Pitch-perfect casting helps, especially when it comes to Gary Cole (Mike), Shelley Long (Carol), Michael McKean (sleazy, money-grubbing antagonist Dittmeyer), and Christine Taylor (Marcia, Marcia, Marcia!). Gary Cole is particularly great at delivering Mike Brady’s winding moral lessons without even the slightest hint of irony, making every one a delight: “If you judge your friends for passing judgment on you, you’re not only judging yourself you’re judging your friends for judging you. And that would be using bad judgment.”
Plus, the movie actually does function as a pretty good Brady Bunch episode, bright and colorful (the costumes are great) and straightforwardly nice in how it sends the family out after a runaway Jan and gives Marcia a cute dance with the boy who really likes her. Like Airplane, it has an actual story that has some satisfying–though deliberately corny–beats of its own.
Finally, the movie sells the second-level ramifications of its ’70s/’90s mash-up: Marcia and Greg might have both been on top of the social pyramid on the show, but they fare very differently here.
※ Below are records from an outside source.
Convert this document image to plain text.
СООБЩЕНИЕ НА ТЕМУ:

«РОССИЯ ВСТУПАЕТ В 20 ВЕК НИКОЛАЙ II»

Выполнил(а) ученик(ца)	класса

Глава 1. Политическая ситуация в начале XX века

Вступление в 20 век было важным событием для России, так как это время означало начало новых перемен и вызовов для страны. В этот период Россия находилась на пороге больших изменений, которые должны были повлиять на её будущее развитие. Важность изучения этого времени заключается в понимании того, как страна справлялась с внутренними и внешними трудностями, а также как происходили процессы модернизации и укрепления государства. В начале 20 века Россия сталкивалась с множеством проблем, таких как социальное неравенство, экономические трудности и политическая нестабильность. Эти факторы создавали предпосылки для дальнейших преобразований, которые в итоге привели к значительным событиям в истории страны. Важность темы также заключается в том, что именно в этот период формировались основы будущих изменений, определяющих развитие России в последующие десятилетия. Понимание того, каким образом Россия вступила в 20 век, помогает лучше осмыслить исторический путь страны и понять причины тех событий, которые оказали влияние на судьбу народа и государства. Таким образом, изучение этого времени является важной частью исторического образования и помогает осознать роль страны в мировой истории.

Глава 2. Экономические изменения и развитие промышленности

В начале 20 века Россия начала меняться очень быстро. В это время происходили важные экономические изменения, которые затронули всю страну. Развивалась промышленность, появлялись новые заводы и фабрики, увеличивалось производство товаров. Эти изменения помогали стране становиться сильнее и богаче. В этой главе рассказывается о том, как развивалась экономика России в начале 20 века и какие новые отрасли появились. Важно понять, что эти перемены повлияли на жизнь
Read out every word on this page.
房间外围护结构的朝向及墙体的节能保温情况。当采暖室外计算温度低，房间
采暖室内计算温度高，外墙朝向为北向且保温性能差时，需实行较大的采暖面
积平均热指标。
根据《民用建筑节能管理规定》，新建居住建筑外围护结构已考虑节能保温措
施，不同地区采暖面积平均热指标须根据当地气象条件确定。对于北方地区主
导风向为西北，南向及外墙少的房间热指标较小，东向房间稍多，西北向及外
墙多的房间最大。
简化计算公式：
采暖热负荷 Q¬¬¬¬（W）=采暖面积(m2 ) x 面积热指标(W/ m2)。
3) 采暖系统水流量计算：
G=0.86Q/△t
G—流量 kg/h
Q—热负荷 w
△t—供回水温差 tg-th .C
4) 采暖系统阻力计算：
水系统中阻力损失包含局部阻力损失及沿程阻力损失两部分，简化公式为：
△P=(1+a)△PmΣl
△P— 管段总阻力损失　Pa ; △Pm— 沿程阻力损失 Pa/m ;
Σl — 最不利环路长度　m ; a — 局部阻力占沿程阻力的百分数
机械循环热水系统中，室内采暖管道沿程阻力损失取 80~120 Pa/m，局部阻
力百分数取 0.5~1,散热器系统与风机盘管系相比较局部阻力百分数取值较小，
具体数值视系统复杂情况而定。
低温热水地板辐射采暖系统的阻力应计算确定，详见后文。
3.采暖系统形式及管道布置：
Gorgeous, sunny, vintage-outfitted Marcia is still attractive to the ’90s boys and girls (even though she’s “harder to get into than a Pearl Jam concert”), because her prettiness trumps everything else; Greg’s expected to offer more, so no amount of good looks can make his outdated musical taste and hackneyed flirtation appealing to high school girls. Tough luck, Greg.
In short, The Brady Bunch Movie is as fun and clever as this concept was ever going to be, and it even comes with a likewise-entertaining (if less rigorous) sequel.
The Brady Bunch Movie is streaming on HBO.